Awesome.. This is helping me narrow down to the actual injectors I need to order. I'll have to spend some time searching for a thread/how to on replacing them to make sure I don't need any specialty tools. From what I have seen it looks like you just need to remove some of the hoses and stuff up top (similar to the 5.3 liter knock sensors) and then take off the valve covers.. but having never actually done it.. I am sure there will be some tool that is required and/or super handy that just makes life easier.
Is there a brand that is best? In my research leading up to me finding this forum I kept seeing BOSCH everywhere.. but tons of people warning of "fake" BOSCH as well.. Or is there a reputable site to order from? @Bdsankey had mentioned sending me a message with some info.. Haven't seen one come yet (to be fair.. it hasn't been that long)
Thank you for sharing your knowledge base.. I have far less anxiety now about spending $2k or so on injectors than I did yesterday. Much appreciated
It's a fairly involved job, but there's really not anything that difficult about it. I'm a decent DIY mechanic, and I didn't really have any trouble at all. Took a weekend, and that included plenty of beer drinking time.
The was only two "difficult" (more like 'tedious') parts of the job:
1. Scraping the gasket material off of the valve cover. Just very tedious.
2. Cleaning up the injector cup seats in the head (basically removing the old Loctite material so you have a good sealing surface). I used a brass tube brush attached to a drill, which worked fairly well, but was still difficult to get to and see what you're doing.
As far as special tools, the ones I can think of:
- Metric crowfoot flare wrench set (for the injector lines); they're either 17mm or 19mm, I forget. Link
- Injector puller. Some say you can use a prybar, but I found the tool to work nicely.
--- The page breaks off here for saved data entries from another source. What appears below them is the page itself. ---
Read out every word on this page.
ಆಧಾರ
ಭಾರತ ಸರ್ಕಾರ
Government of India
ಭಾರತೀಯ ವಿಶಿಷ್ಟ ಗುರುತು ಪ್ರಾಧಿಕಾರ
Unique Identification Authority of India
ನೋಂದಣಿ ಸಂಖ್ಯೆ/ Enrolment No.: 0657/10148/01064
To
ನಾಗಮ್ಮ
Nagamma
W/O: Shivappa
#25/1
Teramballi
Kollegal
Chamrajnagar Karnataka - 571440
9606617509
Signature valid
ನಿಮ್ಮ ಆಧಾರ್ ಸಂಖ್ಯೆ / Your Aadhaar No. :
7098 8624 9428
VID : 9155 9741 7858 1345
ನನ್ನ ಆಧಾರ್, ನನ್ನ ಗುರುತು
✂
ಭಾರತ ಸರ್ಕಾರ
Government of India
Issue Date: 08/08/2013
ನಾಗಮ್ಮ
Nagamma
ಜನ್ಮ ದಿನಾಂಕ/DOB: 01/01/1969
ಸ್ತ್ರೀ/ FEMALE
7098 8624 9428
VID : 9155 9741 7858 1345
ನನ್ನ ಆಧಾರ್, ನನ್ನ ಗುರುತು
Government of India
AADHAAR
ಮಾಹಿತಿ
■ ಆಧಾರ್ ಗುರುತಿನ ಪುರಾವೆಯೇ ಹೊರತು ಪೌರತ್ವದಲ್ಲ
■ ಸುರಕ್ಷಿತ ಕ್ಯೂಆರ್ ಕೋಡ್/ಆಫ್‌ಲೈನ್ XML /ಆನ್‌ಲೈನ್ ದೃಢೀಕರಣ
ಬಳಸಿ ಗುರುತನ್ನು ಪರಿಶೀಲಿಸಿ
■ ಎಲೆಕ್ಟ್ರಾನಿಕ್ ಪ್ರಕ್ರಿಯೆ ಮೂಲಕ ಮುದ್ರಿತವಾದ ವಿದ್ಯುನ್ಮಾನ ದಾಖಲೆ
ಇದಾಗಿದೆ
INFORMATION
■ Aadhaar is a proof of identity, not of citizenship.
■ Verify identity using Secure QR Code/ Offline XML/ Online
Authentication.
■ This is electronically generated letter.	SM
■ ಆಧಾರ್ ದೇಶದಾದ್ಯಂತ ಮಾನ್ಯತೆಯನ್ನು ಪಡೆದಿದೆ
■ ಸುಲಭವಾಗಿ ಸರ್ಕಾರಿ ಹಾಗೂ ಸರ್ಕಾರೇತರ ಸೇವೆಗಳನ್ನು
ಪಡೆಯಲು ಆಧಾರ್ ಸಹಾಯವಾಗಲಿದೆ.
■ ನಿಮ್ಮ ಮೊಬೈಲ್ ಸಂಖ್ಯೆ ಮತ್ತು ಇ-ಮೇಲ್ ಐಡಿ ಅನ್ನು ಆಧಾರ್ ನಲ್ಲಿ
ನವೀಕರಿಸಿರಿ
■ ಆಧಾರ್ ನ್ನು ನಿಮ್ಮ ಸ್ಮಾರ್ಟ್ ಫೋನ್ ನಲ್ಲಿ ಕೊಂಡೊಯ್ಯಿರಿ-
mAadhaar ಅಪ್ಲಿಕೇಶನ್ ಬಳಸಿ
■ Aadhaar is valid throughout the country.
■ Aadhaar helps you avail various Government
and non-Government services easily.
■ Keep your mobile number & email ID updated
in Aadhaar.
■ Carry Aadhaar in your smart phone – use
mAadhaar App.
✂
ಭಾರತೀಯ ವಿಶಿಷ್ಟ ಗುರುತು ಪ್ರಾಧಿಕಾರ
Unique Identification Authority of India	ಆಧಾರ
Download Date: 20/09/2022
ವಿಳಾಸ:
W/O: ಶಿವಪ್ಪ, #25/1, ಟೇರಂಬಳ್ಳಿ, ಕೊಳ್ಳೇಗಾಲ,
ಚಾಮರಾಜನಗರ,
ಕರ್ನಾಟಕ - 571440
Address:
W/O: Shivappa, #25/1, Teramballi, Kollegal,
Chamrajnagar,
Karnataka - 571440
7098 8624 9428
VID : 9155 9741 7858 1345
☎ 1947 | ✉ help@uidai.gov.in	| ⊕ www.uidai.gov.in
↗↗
Link
- A good set of hex keys. Both socket drive and L-shaped. Square ends for breaking loose, ball tips for getting the screws out the rest of the way.
- Decent torque wrench.
There's good arguments both ways regarding pulling and resealing the cups or not. But for me, there's no way I'd spend that much time and money, and NOT go ahead and reseal all the cups. If you do pull the cups, you'll need:
- Cup puller. Worked great, though I do think I had to find a larger washer than what came with the tool. Link
- Loctite for resealing the cups. LOTS of people have used the 272 Loctite (red, high temp thread locker) for many years without issue, but I used the 620 Loctite (green, high temp retaining compound) because it's stronger and designed specifically for this purpose. But, it's up to you and the 620 will probably cost a few bucks more. Link
- As described above, some way to clean the old Loctite off. Brass pipe brushes, etc. I also pulled my glow plugs and jerry-rigged an air line into the cylinder to keep positive pressure on it to keep debris out (though it probably doesn't matter much).
- New set of cup o-rings (ask whoever you buy the injectors from about these)
As mentioned above, there's good reason to replace the high pressure lines now also, as they're likely rusted and in not-great shape. That said, they're pretty expensive and many people clean and reuse them. Mine were terribly rusted, but I still decided to reuse them. The key is to not mechanically clean them (i.e. brushing, sanding, polishing, etc.), because that will damage the sealing surface. I stuck mine in an ultrasonic cleaner with a chemical called EvapoRust. Lemme tell you: that stuff is magical. They came out looking about 98% as good as brand new, and I've no issues with the lines thus far (~15k miles later).